Our Sun is a star, just like the stars that twinkle in our night sky. But because the Sun is much closer to Earth than any other star, it appears very large and bright. Without the Sun's light and heat, there would be no life on Earth.
The Sun is a huge ball of gases -- mostly hydrogen and helium, the two simplest and lightest chemical elements. These gases are so hot that they make the Sun glow. The Sun does not "burn" in the same way that a fire burns. Instead, heat and pressure inside the Sun cause atoms of hydrogen and helium to "fuse," or join together, producing nuclear energy.
The Sun and planets formed about 4.5 billion years ago from a cloud of interstellar gas. This cloud gradually condensed to form a "protostar" -- a ball of gas that grew hotter and hotter as it was squeezed by its own gravity. Finally, the temperature at the heart of the young Sun reached 18 million degrees Fahrenheit (10 million degrees centigrade) -- hot enough for nuclear reactions to occur -- and the Sun was born. Enough hydrogen remains in the Sun's core to keep our star shining for another five billion years or more.

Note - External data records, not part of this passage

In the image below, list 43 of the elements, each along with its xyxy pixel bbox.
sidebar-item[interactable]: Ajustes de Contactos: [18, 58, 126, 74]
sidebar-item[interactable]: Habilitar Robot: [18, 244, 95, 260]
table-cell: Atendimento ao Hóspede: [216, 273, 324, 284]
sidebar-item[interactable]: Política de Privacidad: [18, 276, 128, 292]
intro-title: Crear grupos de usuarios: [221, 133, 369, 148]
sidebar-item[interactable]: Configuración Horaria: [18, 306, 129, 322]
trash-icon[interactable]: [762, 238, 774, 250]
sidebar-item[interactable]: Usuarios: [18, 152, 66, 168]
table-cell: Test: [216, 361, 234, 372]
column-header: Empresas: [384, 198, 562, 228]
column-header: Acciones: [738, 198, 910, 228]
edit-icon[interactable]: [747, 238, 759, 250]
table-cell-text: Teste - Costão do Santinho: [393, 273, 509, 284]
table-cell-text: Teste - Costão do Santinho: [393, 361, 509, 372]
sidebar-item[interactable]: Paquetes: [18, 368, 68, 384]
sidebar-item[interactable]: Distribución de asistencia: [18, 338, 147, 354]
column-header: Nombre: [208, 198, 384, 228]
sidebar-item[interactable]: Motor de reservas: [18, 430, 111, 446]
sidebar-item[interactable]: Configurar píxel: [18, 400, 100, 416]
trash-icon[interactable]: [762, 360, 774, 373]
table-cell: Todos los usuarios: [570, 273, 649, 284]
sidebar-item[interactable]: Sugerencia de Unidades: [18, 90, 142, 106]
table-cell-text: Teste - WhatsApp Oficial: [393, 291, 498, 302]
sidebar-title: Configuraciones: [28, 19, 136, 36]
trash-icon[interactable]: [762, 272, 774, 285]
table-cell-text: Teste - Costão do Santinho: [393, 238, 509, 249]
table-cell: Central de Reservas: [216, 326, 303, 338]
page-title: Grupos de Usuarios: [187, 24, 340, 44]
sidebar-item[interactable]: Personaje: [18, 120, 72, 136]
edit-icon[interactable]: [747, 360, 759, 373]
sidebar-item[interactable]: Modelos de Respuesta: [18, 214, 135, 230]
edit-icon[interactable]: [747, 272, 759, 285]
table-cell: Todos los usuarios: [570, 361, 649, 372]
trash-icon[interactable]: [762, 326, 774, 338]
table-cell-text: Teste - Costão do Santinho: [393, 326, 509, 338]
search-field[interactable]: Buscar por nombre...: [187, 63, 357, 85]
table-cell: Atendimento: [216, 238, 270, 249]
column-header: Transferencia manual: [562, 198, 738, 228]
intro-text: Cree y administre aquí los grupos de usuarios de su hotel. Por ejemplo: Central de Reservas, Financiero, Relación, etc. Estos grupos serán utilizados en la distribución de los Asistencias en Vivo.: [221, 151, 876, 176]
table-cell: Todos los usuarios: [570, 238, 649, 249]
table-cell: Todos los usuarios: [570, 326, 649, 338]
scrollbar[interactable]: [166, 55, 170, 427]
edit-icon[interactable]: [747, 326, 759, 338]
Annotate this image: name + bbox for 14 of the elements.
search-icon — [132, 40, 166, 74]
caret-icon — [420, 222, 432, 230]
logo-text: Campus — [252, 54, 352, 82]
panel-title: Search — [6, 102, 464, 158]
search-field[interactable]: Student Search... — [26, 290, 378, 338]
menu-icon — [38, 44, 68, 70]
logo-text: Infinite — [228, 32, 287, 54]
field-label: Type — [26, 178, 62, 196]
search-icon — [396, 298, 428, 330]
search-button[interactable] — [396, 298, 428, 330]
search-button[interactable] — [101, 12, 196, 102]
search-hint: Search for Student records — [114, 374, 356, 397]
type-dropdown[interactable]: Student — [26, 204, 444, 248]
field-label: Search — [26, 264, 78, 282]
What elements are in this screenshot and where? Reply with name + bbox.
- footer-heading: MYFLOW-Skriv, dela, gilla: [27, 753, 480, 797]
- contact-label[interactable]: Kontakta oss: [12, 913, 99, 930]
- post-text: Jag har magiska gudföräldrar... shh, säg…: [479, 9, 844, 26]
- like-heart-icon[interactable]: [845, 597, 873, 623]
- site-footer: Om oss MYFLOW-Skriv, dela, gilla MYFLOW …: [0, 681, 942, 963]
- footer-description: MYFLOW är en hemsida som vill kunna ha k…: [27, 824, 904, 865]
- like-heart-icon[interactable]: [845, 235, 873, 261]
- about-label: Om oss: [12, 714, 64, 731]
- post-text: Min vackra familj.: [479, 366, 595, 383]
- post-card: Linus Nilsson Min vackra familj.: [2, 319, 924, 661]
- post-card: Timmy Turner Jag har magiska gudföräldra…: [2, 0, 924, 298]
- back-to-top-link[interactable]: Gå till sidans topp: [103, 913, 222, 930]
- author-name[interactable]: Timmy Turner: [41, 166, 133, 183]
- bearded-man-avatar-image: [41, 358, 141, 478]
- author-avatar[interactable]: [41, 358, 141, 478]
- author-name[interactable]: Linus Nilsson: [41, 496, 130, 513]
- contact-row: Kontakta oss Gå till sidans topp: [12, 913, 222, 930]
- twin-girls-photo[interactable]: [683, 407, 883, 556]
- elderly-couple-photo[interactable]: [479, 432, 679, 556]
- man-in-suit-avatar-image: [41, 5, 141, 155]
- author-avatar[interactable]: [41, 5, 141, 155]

The Sun consists of a series of layers. From outside to inside, they are.
Corona - The outer atmosphere Although it is extremely hot, gas in the corona is spread very thin, so the only time we can see the corona with our eyes is during a total solar eclipse, when the Moon completely covers the Sun's disk. The Sun's powerful magnetic fields may be responsible for heating the corona to millions of degrees. Chromosphere - The inner atmosphere Huge flares and loops of hot gas often shoot into the chromosphere, extending tens of thousands of miles above the Sun's surface. These flares shoot electrically charged particles into the solar system; when they reach Earth, the particles can disrupt radio and television signals and cause colorful displays known as the "aurorae" -- the northern and southern lights.
Photosphere - The Sun's visible surface Almost all of the visible light from the Sun comes from the photosphere. Although it is very hot (about 10,000 degrees F; 5,500 C), the photosphere is much cooler than the Sun's inner layers. Cooler, dark blotches called sunspots sometimes appear in the photosphere. Most of these giant magnetic storms are larger than our Earth. The number of sunspots increases and decreases every 11 years, although astronomers are not sure why that is so.
Convective zone - The Sun's "mixing pot" The process of convection -- the same process that makes a pot of soup boil -- carries energy from the Sun's core to its surface. Detailed pictures of the photosphere, which is at the top of the convective zone, show large bubbles of hot gas welling up from deep inside the Sun.
Radiative zone - The first step outward Energy from the core "radiates" outward through this layer of hydrogen and helium gas into the convective zone.
Core - The Sun's power plant Hydrogen inside the core is packed so tightly, and the temperature is so hot, that individual atoms ram into each other, forming heavier helium atoms and releasing energy in the process. This energy takes many thousands of years to make its way to the photosphere and out into space.